A cet article, votre commission vous soumet un amendement de clarification pour établir une liaison entre la charge imposée au propriétaire et les dispositions des articles L. 521-2 et L. 521-3 qui précisent les modalités de sa participation financière.

II. Suspension des obligations contractuelles pendant la période d'indisponibilité de l'immeuble ou des locaux

L'article L. 521-2 (nouveau) fixe le principe de la suspension des obligations contractuelles pendant la période d'indisponibilité de l'immeuble ou des locaux.

S'agissant du loyer, son principal ou tout autre somme versée en contrepartie de l'occupation du logement, cesse d'être dû à compter du premier jour du mois qui suit la notification de l'arrêté d'insalubrité ou de péril. Le versement reprend à la date d'achèvement des travaux ou, en cas d'interdiction d'habiter ou d'utiliser les lieux, jusqu'à la date de notification de l'arrêté portant mainlevée de l'interdiction.

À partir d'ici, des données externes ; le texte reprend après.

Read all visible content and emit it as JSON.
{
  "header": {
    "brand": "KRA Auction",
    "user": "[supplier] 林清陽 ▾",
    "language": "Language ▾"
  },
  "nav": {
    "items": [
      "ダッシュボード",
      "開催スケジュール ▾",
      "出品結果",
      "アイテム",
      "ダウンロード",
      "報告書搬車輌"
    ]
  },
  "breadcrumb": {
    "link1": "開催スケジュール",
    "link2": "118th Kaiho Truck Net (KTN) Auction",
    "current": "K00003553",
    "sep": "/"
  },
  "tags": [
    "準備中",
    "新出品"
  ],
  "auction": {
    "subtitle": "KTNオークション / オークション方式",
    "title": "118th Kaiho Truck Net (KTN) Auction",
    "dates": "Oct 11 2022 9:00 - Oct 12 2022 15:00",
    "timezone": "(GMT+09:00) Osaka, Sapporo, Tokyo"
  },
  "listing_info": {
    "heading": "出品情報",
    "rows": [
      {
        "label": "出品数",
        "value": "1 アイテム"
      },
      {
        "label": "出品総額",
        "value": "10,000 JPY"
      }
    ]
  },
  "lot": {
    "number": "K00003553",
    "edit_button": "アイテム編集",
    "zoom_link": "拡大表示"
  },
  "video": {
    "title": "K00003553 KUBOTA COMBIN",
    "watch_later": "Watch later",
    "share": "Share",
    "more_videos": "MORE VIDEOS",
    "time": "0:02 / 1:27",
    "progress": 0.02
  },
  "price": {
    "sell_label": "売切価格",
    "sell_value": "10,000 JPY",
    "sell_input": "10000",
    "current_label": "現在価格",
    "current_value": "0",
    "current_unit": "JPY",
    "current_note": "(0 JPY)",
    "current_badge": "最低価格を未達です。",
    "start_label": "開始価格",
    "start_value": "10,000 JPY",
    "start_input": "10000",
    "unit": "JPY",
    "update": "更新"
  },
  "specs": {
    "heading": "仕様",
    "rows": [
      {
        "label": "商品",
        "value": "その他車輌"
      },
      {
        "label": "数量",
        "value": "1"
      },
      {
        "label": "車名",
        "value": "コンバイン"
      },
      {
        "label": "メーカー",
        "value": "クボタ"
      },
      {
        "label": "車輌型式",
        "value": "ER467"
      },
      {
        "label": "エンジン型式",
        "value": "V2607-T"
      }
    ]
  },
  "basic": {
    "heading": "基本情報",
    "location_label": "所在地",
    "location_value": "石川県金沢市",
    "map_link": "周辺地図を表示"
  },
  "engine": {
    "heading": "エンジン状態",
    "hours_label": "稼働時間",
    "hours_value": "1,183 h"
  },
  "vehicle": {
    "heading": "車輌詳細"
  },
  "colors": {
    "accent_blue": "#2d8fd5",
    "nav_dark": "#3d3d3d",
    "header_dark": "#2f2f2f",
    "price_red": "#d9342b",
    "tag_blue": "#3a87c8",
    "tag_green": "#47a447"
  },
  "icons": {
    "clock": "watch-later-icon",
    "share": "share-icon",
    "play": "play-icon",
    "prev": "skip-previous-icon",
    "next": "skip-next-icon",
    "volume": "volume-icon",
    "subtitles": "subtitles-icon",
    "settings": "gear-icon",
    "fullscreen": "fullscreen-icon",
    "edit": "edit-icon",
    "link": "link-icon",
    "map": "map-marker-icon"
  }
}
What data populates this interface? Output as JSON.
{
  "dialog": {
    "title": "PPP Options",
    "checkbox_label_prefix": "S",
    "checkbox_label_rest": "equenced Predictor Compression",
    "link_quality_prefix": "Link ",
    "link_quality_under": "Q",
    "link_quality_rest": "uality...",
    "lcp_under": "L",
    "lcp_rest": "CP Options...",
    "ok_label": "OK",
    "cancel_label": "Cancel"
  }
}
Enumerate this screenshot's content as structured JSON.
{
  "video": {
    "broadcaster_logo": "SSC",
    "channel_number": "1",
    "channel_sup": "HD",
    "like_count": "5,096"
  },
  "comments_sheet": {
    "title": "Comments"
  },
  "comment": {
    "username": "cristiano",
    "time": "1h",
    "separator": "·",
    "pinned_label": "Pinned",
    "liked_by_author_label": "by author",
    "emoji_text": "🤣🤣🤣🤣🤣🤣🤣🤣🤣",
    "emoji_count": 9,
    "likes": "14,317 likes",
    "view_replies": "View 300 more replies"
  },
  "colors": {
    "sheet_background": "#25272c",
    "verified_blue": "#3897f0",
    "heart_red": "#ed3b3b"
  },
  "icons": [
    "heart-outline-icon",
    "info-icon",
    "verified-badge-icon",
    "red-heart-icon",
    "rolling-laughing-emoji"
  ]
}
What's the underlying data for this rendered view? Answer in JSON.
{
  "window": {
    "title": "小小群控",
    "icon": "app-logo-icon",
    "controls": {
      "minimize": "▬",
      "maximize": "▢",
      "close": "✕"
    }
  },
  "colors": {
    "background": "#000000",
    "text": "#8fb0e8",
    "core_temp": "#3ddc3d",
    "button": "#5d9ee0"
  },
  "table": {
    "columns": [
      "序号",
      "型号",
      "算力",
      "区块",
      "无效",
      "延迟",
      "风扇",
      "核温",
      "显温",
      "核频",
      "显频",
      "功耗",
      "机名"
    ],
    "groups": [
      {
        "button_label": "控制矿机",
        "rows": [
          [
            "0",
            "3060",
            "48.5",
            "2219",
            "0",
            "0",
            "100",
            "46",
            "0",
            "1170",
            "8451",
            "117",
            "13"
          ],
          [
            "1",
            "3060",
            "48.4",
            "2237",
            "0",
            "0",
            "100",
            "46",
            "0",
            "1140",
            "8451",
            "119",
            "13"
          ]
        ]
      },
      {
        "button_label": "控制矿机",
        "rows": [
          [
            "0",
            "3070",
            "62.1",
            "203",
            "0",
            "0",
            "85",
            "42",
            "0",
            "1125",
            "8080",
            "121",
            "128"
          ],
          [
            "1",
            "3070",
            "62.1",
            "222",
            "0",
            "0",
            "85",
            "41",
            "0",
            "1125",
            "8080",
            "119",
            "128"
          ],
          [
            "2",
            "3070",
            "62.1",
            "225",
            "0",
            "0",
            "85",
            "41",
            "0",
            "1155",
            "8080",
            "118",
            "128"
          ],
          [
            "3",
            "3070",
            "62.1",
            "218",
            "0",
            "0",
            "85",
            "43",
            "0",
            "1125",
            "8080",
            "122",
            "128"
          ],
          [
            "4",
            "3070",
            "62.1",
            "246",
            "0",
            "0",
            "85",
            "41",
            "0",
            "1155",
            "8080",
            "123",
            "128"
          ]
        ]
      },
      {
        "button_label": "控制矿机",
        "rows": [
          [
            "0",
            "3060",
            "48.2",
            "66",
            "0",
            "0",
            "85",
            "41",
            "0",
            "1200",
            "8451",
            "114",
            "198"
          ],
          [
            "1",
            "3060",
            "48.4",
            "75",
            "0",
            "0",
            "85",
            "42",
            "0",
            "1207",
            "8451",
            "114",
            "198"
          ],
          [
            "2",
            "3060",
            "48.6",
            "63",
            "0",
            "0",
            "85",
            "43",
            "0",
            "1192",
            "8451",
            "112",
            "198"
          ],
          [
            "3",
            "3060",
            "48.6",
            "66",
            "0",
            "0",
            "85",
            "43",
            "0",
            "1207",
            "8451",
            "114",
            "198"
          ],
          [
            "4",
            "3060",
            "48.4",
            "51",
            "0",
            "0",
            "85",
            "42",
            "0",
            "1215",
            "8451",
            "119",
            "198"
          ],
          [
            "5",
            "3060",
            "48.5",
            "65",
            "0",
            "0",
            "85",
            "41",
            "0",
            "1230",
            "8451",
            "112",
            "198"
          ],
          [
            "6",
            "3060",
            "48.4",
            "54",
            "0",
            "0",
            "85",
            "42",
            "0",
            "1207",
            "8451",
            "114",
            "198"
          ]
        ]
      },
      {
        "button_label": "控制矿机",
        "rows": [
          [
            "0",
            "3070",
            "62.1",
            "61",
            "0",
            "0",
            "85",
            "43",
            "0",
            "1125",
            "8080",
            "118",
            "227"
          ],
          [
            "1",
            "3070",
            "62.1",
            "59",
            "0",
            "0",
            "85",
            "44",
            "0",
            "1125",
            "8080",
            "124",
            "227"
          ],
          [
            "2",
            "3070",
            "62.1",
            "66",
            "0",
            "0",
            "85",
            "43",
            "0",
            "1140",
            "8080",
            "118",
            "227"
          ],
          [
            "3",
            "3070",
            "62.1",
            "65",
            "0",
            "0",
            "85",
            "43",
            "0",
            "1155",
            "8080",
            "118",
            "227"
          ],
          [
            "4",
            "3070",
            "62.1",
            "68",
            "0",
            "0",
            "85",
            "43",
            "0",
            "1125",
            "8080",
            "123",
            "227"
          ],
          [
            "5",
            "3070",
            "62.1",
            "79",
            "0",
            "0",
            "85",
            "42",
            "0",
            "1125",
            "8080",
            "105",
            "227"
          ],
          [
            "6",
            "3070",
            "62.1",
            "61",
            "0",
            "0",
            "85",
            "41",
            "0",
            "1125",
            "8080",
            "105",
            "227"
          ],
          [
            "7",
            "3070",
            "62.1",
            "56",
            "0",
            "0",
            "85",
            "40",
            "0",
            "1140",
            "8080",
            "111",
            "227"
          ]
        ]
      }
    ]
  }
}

La durée résiduelle du bail à la date de levée de l'insalubrité ou du péril est celle qui restait à courir au premier jour du mois suivant la notification de l'arrêté d'insalubrité ou de péril. Dans les locaux frappés d'une interdiction définitive d'habiter et d'utiliser, les baux et contrats d'occupation ou d'hébergement poursuivent de plein droit leurs effets jusqu'au départ des occupants ou jusqu'à leur terme et au plus tard jusqu'à la date limite fixée par l'arrêté d'insalubrité ou de péril.

A cet article, votre commission vous soumet deux amendements de clarification rédactionnelle.

III. Modalités d'exécution de l'obligation de relogement ou d'hébergement

L'article L. 521-3 (nouveau) précise les modalités financières d'exécution de l'obligation de relogement ou d'hébergement.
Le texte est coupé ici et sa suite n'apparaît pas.